To the left, however, it was a complete mess. May really wanted to just lock up her back and move her legs vs. her whole body. I ended up having to sacrifice the exercise a bit, so instead of a square, we were making more of a football shape. Half a circle, 60 degree turn, another half a circle. I needed to maintain the forward to keep the hind end moving.
I also got chastised for my hands being too high. The truth is, May is too green in the movements to keep my hands high and super together. I am not giving her enough guidance, so she either A) gets crooked through her head by tilting it. Or B) she comes up above the bit and I lose the connection and can’t correct the evasion. With a lower and wider hand, I could make the correction without losing the connection. This actually allowed the correction to come more from my leg and seat then trying to fix it with my hands once she’s already off the aids.
By the end though, May stepped out of the turn SUPER connected and supple. She was really pushing through her hind end, but I could easily bend her in either direction. She got lots of pats and a break. The break got lots of huffs and snorts… May clearly wanted to show us how hard that was.
We didn’t want to drill that exercise to death. She seemed to get the idea, and I had enough tools in my pocket to work on it on my own. We also didn’t think that May was ready to attempt the same thing at the canter, so we moved into an exercise that I am actually familiar with. On a 20M circle, we asked May to open and close her stride at the canter. Big, ground covering canter, then shorter, more collected canter. Rinse and repeat.

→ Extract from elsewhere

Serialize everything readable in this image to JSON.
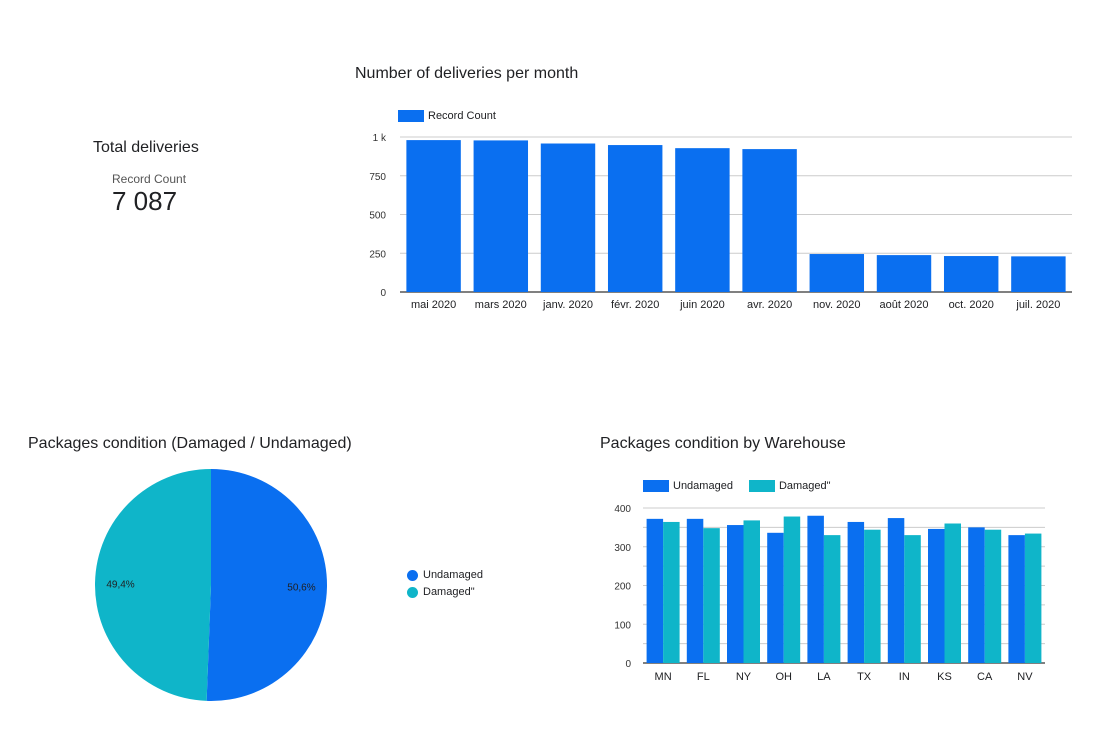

The idea here was to really ride her hind legs up underneath her body to use my seat and legs to keep the hind end engaged and carrying, even on the smaller step. At the same time, she needed to stay supple through her topline.

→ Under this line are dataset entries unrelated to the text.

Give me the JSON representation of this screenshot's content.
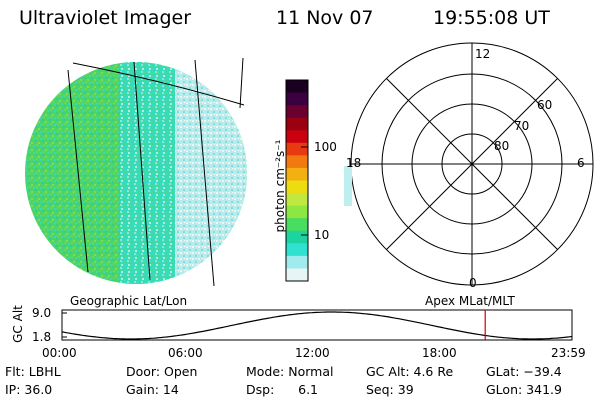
{
  "header": {
    "title": "Ultraviolet Imager",
    "date": "11 Nov 07",
    "time": "19:55:08 UT"
  },
  "colorbar": {
    "unit_label": "photon cm⁻²s⁻¹",
    "tick_labels": [
      "100",
      "10"
    ],
    "colors": [
      "#1a0020",
      "#3a0040",
      "#6a0030",
      "#990011",
      "#c80010",
      "#e83a10",
      "#f07a10",
      "#f3b010",
      "#eddc10",
      "#c0e840",
      "#8ce840",
      "#48dc60",
      "#1cd4a0",
      "#30e0d0",
      "#a0ecec",
      "#e6f6f6"
    ]
  },
  "polar": {
    "labels": {
      "top": "12",
      "right": "6",
      "left": "18",
      "bottom": "0",
      "ring1": "80",
      "ring2": "70",
      "ring3": "60"
    }
  },
  "coords": {
    "left_label": "Geographic Lat/Lon",
    "right_label": "Apex MLat/MLT"
  },
  "altitude_plot": {
    "ylabel": "GC Alt",
    "ytick_top": "9.0",
    "ytick_bottom": "1.8",
    "x_ticks": [
      "00:00",
      "06:00",
      "12:00",
      "18:00",
      "23:59"
    ],
    "marker_time": "19:55",
    "line_color": "#000000",
    "marker_color": "#cc0000"
  },
  "info": {
    "flt": "Flt: LBHL",
    "ip": "IP: 36.0",
    "door": "Door: Open",
    "gain": "Gain: 14",
    "mode": "Mode: Normal",
    "dsp": "Dsp:      6.1",
    "gcalt": "GC Alt: 4.6 Re",
    "seq": "Seq: 39",
    "glat": "GLat: −39.4",
    "glon": "GLon: 341.9"
  }
}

To the left, this was actually easier than expected. May was happy to go forward and then really sat and pushed for me in the collected work. After, I actually said to C, “That went better than I thought it would.” and she went “Yeah, honestly, I was expecting her to struggle a bit more with it.”
We took a walk break so
May could catch her breath I could catch my breath. Then we went to the right! Now remember, the right had been better all day. This time, it was worse.

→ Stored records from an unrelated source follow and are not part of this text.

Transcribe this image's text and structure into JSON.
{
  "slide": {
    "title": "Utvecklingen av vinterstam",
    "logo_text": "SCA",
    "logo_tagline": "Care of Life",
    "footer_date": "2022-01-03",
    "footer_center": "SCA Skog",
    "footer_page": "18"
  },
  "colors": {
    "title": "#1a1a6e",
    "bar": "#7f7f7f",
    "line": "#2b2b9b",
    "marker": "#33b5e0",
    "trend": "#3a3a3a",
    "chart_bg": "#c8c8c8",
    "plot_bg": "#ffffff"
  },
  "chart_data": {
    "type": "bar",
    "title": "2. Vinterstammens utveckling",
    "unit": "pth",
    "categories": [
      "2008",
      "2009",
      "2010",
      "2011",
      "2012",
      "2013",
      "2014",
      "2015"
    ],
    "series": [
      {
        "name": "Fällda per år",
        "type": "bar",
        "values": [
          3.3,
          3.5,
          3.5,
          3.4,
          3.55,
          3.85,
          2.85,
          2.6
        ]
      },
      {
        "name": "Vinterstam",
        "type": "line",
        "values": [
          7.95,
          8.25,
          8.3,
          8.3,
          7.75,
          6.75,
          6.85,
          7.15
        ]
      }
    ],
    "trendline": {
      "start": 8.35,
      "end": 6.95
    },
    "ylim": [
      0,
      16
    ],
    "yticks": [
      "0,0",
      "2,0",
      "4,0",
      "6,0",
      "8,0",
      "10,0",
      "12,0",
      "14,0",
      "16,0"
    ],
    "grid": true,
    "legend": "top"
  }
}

When I asked her to open up her canter, she kind of shoved that right shoulder at me and got stiff. As a result, when I asked her to collect, she just fell into the trot. Cute. So we tried again. More bend, more leg. At first, she just locked up through her shoulders and shuffled her feet around, but on the 2nd or 3rd ask, she released that tension and really softened through her body without losing the active hind end. Woo!
She got pats and got to be done for the day. And then got lots of cookies. Overall, it was great to get back to basics, and I really feel like I have some serious homework. Oh and don’t worry, I already scheduled a jump lesson for next week. You know… a solid 2 months after my last jump lesson.
This Post Has 8 Comments
I actually enjoy your dressage posts because I think Shiny is kind of a mini May. So thanks for sharing your lesson with me! I want to try that active square corner thing you did…
The square thing is super hard but super good. This is the best video I found for it:
Thank you! That’s a good visual!
Awww thats awesome that it went well!
Yes! Excited for my next one!
I really enjoyed reading that!!! It sounds like some awesome work that will really pay off in the jumping.
Thanks! And yeah, it’s always interesting to see how the things we work on in Dressage are the same issues that pop up when jumping.